Rolling my eyes at her, she knows she has gotten her way.

“Love you, Mum, and thanks for the chat. I mean it.” And I do. She has made me look at things in a different light.

“Love you, Nic, and can’t wait to hug you both soon.” I think she’s done and about to hang up when she quickly gets in her last say, just like she always does.

“And don’t let him push you away, sweet girl. Push back hard, you are everything he has ever needed.”

Before I can say a word, her face has disappeared, and the call is disconnected.

“I love your mum already.” Victoria has a smile stretching from one side of her face to the other.

“Ughhh,” I groan. “I bet you do!”

I’m screwed, like totally screwed. Once these two are in the same room, there will be no going back. Mum will be planning a wedding, and Victoria will have way too much background information on me.

What have I done.

I sit for a little longer just holding her, trying to tell her I’m sorry without words.

Why is it so hard to let myself be vulnerable? Is it a guy thing, or am I just as fucked up as I feel?

I know it won’t last, but holding her like this is so calming. When we are both silent, it’s like we allow our hearts to talk and don’t let our heads get in the way.

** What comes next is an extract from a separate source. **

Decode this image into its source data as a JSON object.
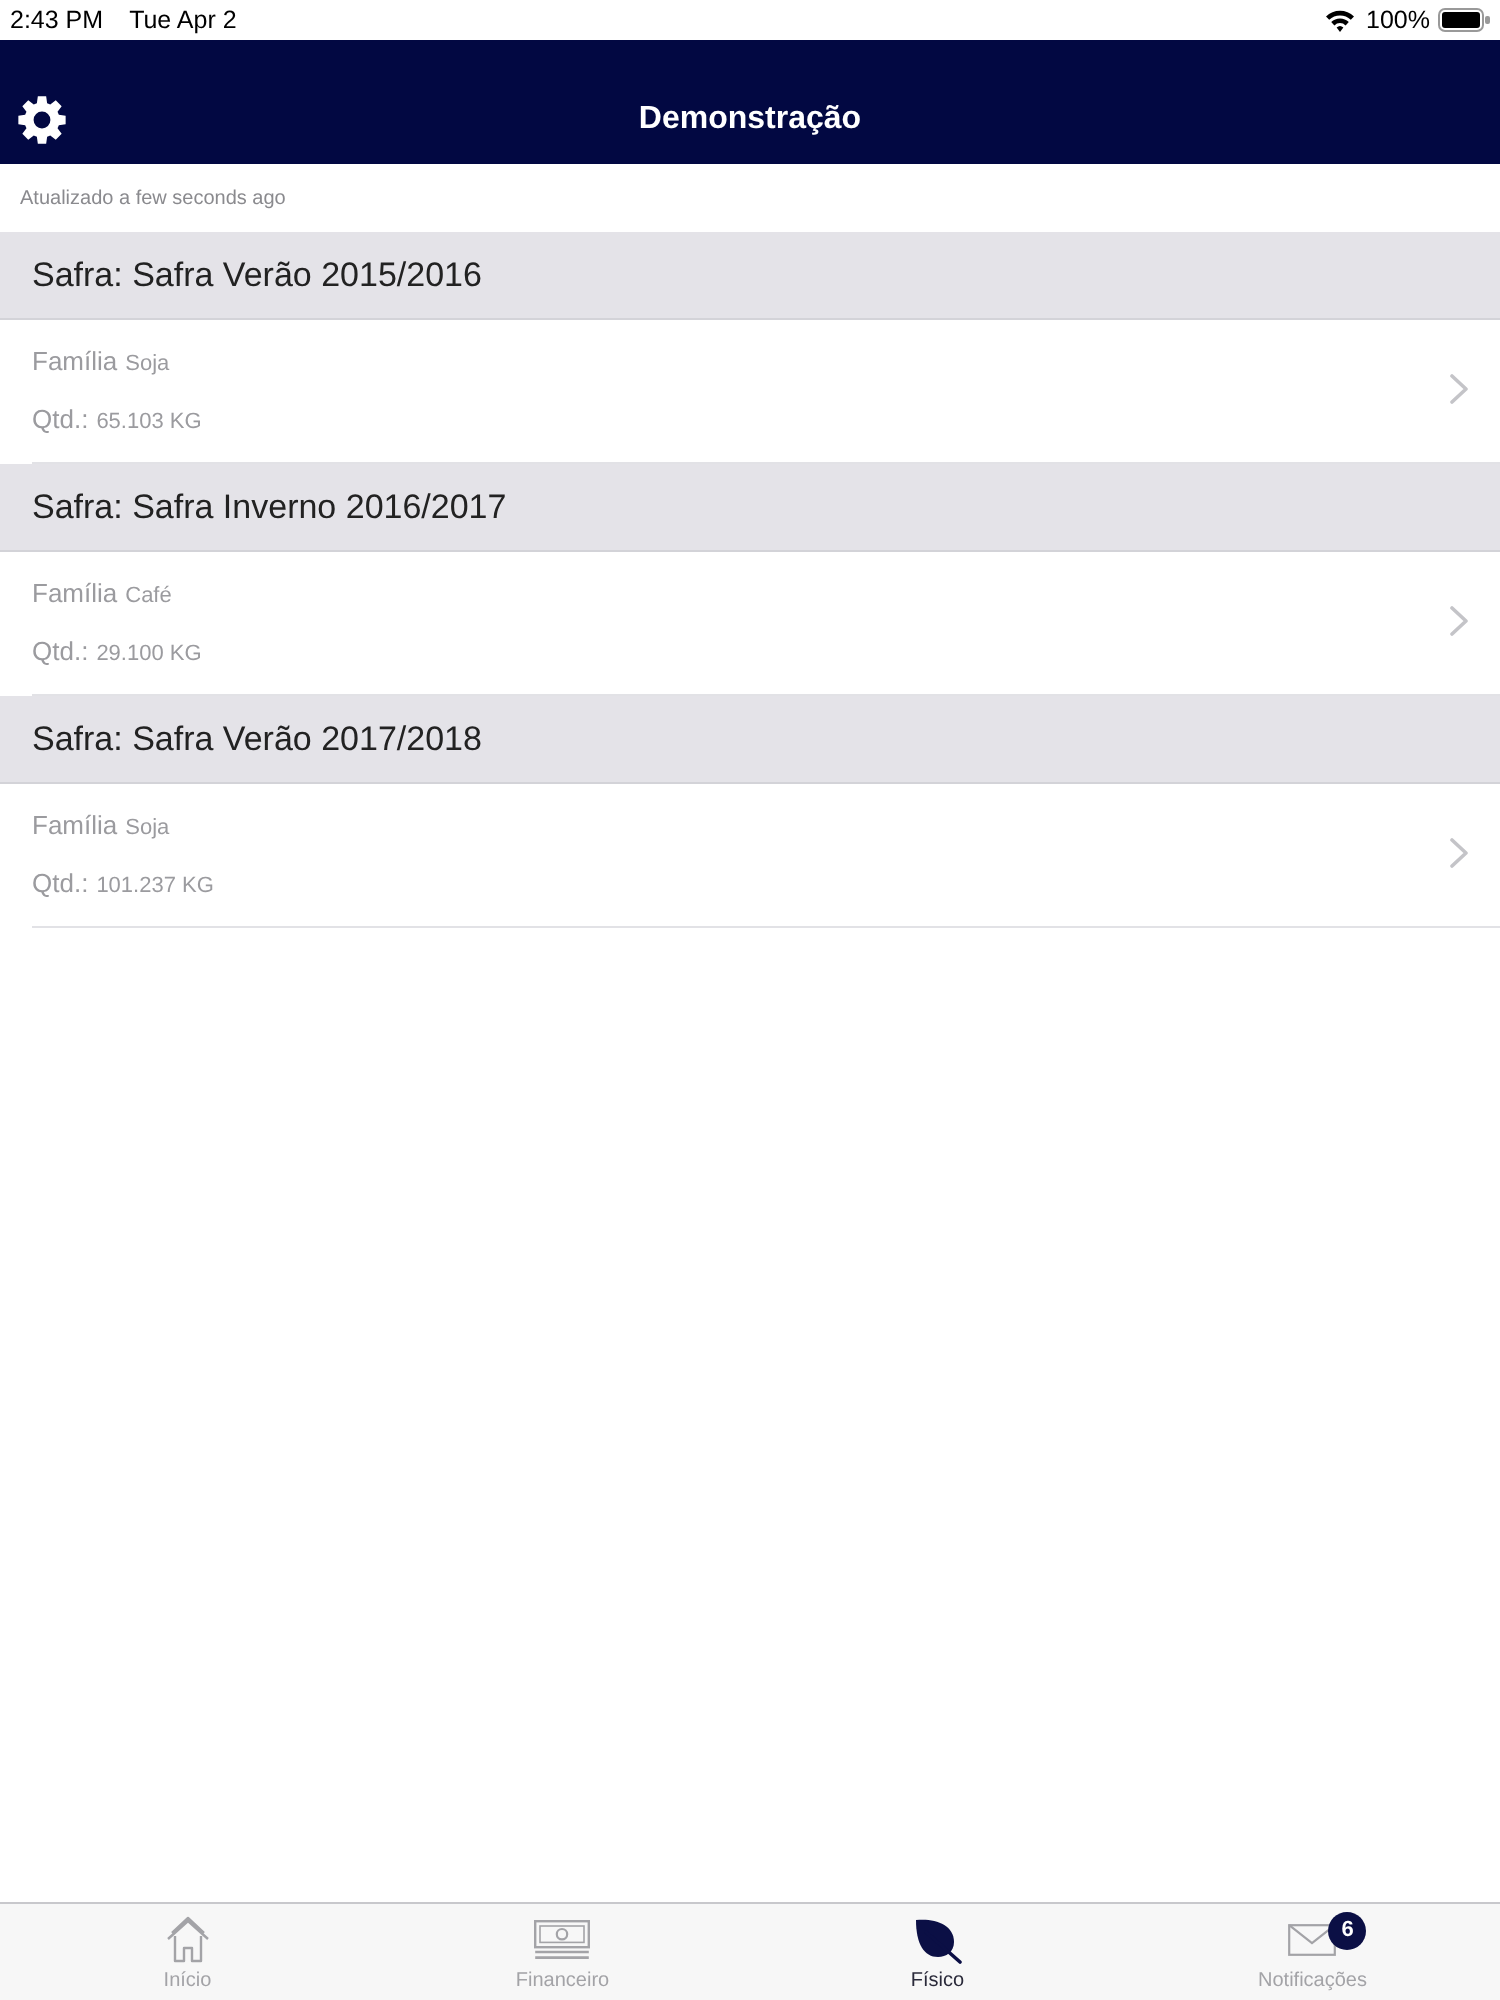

She can feel it too, her breathing soft and slow. Why can’t we just stay like this and there would be less tension?

Who am I kidding, we both love the tension and what follows. She can tell me I use sex as a distraction, and she’d be right. But it doesn’t take away from how fucking awesome we are together naked.

“She is your world, isn’t she.” Victoria’s soft voice breaks the silence that had wrapped around us, comforting us.

“My mother gave up her life for me. I will always be grateful for the unconditional love she shared and for all the tough times she battled to keep a roof over our heads. I would give her the world if she would let me. But she won’t, and I have to respect that, as hard as it is.”

“Then she raised you right. Respect is an important trait in any man.” It makes me think we were brought up with similar values.